April 2012 – Source: KPMG
Despite the shift to indirect tax globally a new survey released by KPMG International shows that businesses are simply not keeping pace. In fact, according to KPMG International’s 2012 Benchmarking Survey on VAT/GST, VAT/GST continues to be under-resourced, under-managed and under-measured by the majority of global businesses.
This year’s survey builds on the success of the first ever global VAT/GST benchmarking survey, published by KPMG in 2011, with new questions and comparative analyses for 225 respondents headquartered in 24 countries.
Highlights from the survey
Significant opportunities are being missed to manage risk more efficiently and effectively, improve cash flow and reduce bottom-line cost.
There is greater evidence of quality VAT/GST management in Europe, the Middle East and Africa (EMEA).
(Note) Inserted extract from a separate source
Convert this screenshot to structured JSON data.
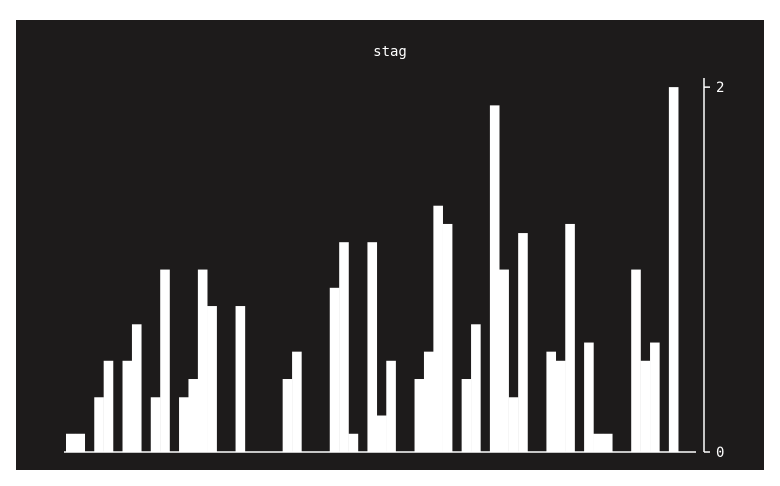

In Asia Pacific (ASPAC) and Latin America (LATAM), however, businesses should be concerned about how compliance risks are being managed.
On average, larger businesses demonstrate higher levels of performance benchmarking and resource allocation to VAT/GST. Businesses in the financial services sector are much more likely to judge the effectiveness of their tax department with VAT/GST in mind and set key performance indicators (KPIs) to do just that.
Compared to the 2011 survey results, there is tangible evidence that some businesses have started to take steps in the right direction to deliver effective VAT/GST management on a global scale, although there is still a long way to go to keep pace with the obligations, risks and opportunities which the shift to indirect tax globally is creating.